Patients who are confused or have Dementia generally enter the hospital via Accident and Emergency departments because of trauma [broken bones after falls, for example] or medical reasons such as infections and illness. Their confusion is a secondary consideration that brings with it further challenges for the medical staff caring for them over and above the primary condition. Patients coming into hospitals may experience many degrees of confusion and it is true to say that entering the hustle and bustle of a busy hospital environment away from personal routines and familiar surroundings can exacerbate any sense of confusion someone may already have. People with Dementia on trauma and medial wards are frequently with other patients of all age with similar primary conditions [trauma or medical]. Here, the nursing staff skilfully provide a full, personally tailored and considered care plan for everyone on their wards. Being able to manage such varied and challenging needs with such good spirit is a true testament to the calibre of people working on the wards.

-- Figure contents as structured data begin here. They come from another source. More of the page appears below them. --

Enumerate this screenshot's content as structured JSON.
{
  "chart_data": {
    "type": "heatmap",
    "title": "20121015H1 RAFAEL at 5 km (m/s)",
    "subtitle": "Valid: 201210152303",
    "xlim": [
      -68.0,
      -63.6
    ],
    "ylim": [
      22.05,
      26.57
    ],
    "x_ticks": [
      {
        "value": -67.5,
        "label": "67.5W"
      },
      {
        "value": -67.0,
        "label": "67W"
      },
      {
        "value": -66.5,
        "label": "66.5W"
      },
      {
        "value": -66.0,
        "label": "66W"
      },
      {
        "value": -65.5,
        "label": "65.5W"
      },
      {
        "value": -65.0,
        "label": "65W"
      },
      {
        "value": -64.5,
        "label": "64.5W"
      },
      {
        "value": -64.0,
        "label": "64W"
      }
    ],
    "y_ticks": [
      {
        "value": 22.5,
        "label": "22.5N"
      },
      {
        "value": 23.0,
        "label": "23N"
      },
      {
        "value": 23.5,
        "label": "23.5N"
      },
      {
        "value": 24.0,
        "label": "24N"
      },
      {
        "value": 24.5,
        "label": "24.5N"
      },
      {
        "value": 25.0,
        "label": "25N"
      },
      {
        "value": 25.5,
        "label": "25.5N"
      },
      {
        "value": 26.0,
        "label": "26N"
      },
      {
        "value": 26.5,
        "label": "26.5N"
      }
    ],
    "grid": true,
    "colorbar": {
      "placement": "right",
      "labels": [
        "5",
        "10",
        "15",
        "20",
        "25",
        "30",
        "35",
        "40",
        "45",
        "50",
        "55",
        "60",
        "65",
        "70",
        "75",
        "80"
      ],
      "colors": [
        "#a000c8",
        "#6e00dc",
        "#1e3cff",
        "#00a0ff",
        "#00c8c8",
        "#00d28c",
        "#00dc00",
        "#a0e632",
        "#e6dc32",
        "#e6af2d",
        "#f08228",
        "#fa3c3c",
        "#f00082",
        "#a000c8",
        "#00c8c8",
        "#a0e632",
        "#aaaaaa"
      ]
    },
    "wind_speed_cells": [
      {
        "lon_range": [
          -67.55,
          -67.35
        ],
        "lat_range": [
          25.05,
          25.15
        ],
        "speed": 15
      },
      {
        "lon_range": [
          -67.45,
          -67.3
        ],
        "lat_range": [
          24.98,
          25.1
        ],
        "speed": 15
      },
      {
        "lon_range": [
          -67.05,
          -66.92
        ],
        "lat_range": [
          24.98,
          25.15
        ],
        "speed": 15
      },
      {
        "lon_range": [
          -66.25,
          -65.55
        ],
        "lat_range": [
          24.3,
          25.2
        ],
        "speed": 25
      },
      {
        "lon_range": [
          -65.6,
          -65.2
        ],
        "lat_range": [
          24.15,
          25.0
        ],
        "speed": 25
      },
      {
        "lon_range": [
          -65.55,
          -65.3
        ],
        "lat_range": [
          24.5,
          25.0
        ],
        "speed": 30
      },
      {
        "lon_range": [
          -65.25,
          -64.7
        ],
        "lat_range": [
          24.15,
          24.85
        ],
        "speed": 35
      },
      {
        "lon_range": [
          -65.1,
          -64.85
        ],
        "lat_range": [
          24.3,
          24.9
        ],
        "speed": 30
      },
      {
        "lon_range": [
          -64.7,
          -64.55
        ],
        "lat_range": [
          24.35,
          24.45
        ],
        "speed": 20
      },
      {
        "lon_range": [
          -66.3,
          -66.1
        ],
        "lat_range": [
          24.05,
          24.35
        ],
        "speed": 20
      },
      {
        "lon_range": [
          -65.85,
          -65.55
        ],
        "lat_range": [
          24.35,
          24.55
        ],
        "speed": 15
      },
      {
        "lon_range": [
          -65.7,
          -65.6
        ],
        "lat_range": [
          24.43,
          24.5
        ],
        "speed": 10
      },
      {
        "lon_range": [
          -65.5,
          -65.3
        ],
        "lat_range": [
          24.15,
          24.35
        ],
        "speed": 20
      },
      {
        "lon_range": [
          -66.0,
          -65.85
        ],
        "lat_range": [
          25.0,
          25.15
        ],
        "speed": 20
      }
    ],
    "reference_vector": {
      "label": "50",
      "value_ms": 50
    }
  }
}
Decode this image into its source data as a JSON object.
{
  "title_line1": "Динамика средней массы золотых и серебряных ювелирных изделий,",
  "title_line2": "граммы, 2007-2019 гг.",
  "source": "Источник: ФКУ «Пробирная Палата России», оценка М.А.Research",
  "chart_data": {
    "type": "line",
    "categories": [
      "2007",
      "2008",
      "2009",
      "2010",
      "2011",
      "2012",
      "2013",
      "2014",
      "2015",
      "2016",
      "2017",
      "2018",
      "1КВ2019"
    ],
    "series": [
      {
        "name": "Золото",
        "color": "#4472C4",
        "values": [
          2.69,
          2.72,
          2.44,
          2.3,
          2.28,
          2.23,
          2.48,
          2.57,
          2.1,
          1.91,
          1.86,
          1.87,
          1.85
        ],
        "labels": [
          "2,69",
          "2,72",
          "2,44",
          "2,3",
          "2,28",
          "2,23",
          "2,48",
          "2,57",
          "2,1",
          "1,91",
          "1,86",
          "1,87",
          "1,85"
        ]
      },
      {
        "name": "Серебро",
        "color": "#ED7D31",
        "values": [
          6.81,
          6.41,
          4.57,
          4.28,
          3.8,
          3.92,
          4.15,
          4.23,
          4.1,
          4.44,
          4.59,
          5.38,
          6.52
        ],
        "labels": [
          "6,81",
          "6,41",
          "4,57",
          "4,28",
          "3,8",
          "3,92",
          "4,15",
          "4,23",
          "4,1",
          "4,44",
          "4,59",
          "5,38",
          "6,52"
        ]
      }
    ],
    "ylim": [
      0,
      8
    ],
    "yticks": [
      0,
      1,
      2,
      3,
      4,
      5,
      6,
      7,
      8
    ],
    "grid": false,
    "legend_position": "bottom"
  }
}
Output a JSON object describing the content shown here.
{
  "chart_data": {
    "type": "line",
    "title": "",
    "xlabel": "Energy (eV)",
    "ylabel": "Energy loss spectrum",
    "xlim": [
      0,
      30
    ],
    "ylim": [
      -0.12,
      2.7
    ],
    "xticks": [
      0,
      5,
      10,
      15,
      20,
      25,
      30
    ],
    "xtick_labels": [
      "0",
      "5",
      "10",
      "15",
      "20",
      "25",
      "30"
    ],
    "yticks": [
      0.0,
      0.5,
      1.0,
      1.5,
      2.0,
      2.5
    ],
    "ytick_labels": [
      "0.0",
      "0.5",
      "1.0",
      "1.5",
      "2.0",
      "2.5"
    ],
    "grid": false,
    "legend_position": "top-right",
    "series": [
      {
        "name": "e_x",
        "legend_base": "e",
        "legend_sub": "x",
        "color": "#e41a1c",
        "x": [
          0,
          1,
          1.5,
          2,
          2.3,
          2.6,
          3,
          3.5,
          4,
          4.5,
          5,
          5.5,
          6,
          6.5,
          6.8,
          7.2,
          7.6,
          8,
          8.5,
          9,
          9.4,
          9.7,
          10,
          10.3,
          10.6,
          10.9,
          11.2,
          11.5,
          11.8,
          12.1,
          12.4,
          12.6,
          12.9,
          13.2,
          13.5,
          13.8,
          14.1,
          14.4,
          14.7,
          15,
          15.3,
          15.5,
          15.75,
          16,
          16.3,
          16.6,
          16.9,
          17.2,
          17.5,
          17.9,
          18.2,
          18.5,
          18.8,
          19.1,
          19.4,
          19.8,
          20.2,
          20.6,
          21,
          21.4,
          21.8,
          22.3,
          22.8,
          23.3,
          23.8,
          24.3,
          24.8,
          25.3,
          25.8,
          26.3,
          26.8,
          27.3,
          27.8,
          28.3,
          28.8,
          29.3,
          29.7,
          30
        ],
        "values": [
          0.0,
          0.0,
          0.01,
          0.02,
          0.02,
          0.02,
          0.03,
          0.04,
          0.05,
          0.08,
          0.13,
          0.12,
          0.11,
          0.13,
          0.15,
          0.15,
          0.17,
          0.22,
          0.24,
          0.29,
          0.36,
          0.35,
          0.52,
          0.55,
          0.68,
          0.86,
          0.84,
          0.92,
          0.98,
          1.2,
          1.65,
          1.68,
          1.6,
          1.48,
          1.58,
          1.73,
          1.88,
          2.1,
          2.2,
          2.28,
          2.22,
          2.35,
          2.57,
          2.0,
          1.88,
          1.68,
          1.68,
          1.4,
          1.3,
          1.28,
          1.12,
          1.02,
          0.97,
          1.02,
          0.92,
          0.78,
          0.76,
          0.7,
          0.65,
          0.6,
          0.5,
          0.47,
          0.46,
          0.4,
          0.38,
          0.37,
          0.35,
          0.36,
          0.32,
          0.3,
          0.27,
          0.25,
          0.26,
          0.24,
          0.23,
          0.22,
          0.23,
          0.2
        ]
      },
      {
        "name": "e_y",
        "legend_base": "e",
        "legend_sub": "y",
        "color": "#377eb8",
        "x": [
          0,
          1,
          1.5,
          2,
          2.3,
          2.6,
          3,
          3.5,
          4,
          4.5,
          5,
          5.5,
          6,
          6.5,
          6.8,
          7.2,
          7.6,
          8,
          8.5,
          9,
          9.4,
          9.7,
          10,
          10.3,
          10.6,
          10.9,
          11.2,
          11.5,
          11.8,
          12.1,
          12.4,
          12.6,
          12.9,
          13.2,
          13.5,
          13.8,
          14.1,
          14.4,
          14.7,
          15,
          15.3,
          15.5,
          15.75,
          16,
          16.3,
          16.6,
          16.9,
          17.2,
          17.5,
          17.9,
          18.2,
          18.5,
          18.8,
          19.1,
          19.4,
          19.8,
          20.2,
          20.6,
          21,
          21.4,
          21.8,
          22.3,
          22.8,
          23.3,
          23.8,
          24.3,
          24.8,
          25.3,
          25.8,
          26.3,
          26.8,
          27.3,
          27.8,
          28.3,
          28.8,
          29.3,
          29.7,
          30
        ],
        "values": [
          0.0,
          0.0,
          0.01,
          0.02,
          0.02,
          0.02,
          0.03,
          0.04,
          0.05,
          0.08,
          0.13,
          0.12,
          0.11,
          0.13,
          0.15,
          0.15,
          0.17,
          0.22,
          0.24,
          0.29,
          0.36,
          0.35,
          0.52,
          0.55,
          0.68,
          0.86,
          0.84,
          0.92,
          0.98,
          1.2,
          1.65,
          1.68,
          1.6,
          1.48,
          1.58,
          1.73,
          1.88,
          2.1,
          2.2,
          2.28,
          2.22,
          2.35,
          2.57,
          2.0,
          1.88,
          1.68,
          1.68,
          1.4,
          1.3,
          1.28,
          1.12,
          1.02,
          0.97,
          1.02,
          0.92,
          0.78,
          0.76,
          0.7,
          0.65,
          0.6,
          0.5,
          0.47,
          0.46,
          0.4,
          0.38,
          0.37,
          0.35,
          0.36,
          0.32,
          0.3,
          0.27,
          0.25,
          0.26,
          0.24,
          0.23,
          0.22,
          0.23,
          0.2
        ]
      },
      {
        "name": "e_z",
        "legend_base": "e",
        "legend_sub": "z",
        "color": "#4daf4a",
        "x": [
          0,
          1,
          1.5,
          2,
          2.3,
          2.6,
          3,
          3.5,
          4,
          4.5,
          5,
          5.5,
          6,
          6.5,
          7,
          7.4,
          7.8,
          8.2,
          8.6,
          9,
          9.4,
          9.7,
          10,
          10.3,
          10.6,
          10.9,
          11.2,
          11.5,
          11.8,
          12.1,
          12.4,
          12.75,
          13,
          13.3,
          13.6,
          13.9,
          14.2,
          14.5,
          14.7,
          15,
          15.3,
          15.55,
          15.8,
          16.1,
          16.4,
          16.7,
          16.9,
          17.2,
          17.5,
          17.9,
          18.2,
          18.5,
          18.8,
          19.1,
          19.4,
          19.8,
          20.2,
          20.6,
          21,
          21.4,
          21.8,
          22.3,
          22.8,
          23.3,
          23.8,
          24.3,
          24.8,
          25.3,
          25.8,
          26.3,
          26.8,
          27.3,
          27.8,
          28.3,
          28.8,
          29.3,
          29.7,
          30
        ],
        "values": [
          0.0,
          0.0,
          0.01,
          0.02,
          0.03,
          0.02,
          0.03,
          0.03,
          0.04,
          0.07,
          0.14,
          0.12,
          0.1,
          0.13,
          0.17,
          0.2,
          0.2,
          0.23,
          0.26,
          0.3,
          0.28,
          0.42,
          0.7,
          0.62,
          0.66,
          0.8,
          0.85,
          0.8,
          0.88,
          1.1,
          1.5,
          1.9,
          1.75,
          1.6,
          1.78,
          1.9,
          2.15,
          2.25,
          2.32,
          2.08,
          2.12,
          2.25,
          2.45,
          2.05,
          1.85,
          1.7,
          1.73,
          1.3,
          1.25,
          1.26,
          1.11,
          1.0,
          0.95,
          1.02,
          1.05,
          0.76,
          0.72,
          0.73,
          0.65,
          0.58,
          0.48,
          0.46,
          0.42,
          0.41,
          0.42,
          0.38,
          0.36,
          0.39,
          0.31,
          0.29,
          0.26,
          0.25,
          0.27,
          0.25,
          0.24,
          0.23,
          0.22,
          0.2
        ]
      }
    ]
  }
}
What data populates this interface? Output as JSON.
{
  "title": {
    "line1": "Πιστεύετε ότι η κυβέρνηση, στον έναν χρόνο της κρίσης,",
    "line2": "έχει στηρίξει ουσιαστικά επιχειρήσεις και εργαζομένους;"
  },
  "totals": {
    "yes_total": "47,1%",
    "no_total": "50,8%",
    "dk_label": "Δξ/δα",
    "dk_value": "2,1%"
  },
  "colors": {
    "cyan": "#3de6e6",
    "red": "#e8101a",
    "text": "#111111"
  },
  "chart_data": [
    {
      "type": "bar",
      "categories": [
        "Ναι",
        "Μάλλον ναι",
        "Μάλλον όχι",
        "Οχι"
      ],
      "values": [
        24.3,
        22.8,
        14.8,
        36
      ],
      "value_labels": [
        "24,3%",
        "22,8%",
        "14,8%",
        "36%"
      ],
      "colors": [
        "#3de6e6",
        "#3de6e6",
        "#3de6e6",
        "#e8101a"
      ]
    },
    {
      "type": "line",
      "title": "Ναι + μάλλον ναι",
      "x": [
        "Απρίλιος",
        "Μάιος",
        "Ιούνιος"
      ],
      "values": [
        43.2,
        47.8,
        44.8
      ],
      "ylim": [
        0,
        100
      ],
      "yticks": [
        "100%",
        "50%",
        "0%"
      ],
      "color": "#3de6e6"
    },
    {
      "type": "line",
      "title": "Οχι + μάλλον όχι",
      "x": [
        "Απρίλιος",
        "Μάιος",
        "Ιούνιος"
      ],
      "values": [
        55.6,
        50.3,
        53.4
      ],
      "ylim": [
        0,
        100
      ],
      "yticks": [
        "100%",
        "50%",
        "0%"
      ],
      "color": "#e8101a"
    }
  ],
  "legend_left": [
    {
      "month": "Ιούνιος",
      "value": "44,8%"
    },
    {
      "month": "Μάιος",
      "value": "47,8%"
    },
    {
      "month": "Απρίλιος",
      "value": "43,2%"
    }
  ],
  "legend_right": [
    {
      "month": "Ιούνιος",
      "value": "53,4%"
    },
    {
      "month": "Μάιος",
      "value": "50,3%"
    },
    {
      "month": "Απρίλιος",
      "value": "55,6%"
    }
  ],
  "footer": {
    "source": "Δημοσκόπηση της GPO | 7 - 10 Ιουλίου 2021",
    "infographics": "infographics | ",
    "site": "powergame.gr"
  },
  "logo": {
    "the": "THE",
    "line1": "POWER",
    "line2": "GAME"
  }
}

One thing was clear from the outset; these wards are happy places where staff are well motivated and engaged at the highest level with their work and the wellbeing of others.
Ideas of structure and anonymising information:I have already mentioned using myself as a collector of anecdotes and pieces of information that I hear and writing these down ‘after the fact’ as third party observations to use as content for vocalisations in my piece.
Additionally I have had the idea of collecting first names and surnames [and mixing these up] or even made up, to create lists of imaginary people, to do the same with occupations and ages, places where people live, a few medical terms, a range of anecdotes and phrases and so on to create this sort of ‘hive mind’ of people and experiences.
I can see [hear] these as being different trains of though all brought together at the same time and interacting with each other to create an ever varied world or people and experiences all related to Dementia.
Why am I thinking like this?
Because I realise that Dementia is something that touches and will touch all of us, that it is no respecter of class, religion, faith, occupation, lifestyle, experience or race. That is can effect young people as well as older people, that it is, in fact, everyone’s condition – it is human-wide. To reflect that I want to create a piece that includes all voices, all names, all occupations and so on, to make it feel universal and relevant to everyone.
Additionally, and going back to my original thoughts, I would like the way these various strands of musical activity interact asynchronously with each other to in some way affect those who experience the installation – to make them feel a little bewildered, out of context, surrounded by an environment where nothing remains the same and perceptions are challenged and where the content is poignant and resonant causing reflection and awareness around the human condition that exists within and around Dementia.
That’s a pretty ambitious goal to have!